Aunque no en exclusiva, elbirlibirloque de la cadena de distribución hace que, por ejemplo, el tomate multiplique su precio en origen por más de seis hasta llegar a su frutero, por no hablar de las aceitunas, que lo hacen por más de ocho. Otros alimentos que van volando y por el camino se entretienen mucho son esas sandías que cada vez pesan más, y los plátanos: reponer potasio no será muy gravoso para Nadal hoy si está en la final de Wimbledon pero, para la familia media, comer plátano protegido de Canarias es cada vez más caro. Acabaremos pidiendo la fruta por piezas, como Don Corleone antes de que lo balacearan. O como cualquier británico: “dos naranjas, ésa manzana, docena y media de picotas del Jerte, por favor”.

La huelga en la que los transportistas proyectaron su problema en todos los demás está detrás de esto de manera muy directa. Pero, como sucede con el petróleo y, en menor medida, sucedía con la burbuja inmobiliaria que nos ha estallado en la cara, para comprender la inflación galopante de los alimentos hay que considerar más variables. Empezando por los propios precios de un petróleo que es refugio de los dineros especulativos y los manipuladores, que no son la misma cosa. Los primeros, a pesar de su mala fama y aunque puedan repelernos muchas veces, son un ingrediente básico de nuestro sistema económico y, sin ir más lejos, un componente esencial de las muy institucionales bolsas de valores o cualquier otra compra pensada para ser revendida con plusvalía. Los segundos, los manipuladores, tienen un componente delictivo: la propia ley penal habla de “maquinación para alterar el precio de las cosas”: mercados paralelos y fuera de control, golfos de guante blanco. Echémosles un galgo a los invisibles maquinadores del crudo.

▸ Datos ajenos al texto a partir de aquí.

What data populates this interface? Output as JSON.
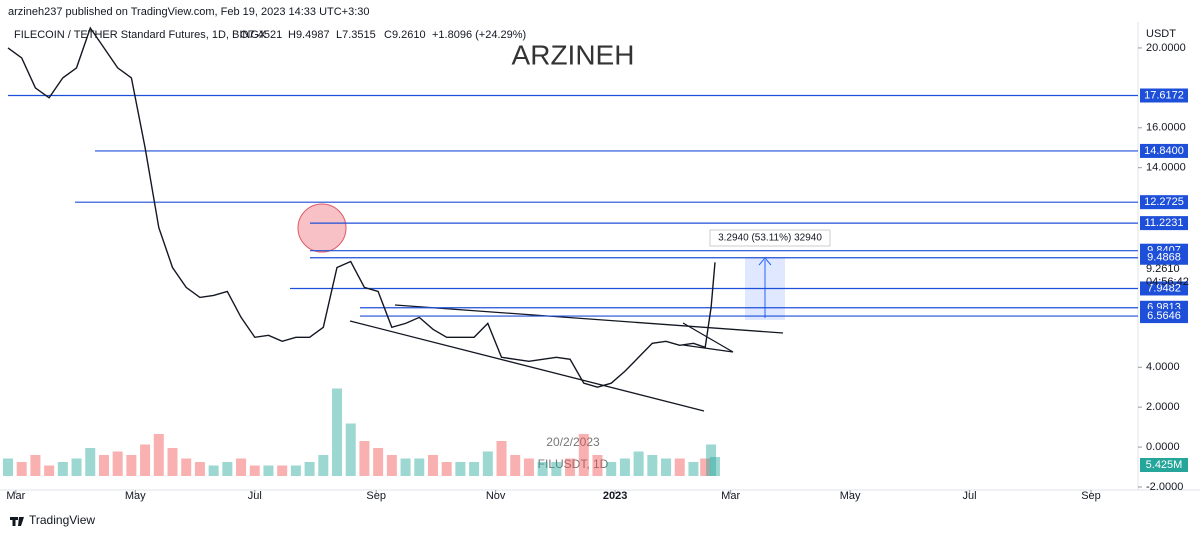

Pero no sólo la cosa se explica por las huelgas privilegiadas y por un petróleo que afecta a todo precio, hay otras caras en este poliedro que nos va a empujar a una dieta “a la cubana”. Los dedos apuntan, así, hacia la cadena de distribución, hacia las grandes distribuidoras, que en muchos casos son asimismo las dueñas de los lineales de los que llenamos los carros como posesos a principios de mes. También tiene que ver en la taquicardia cotidiana del súper un sector financiero –la banca– que ha retirado liquidez –dinero– del sistema, en cantidad, por miedo en buena parte. Según Botín, que de esto sabe, “una gripe pasajera”. Hay quien lo ve desde otro prisma. No es que sea un referente de peso, la verdad, pero puede tener razón la señora Fernández de Kirchner, presidenta de Argentina, cuando dice que “hay una simultaneidad entre la disparada de precios en los alimentos y la crisis hipotecaria del sector financiero”. Lo que puede llegar a haber tras unas “papás aliñás”.

Nos consolaremos con las rebajas, salvajes este año, según nos dicen los que venden. Compren un par de tallas menos, que nos vamos a quedar con el tipito de un novillero.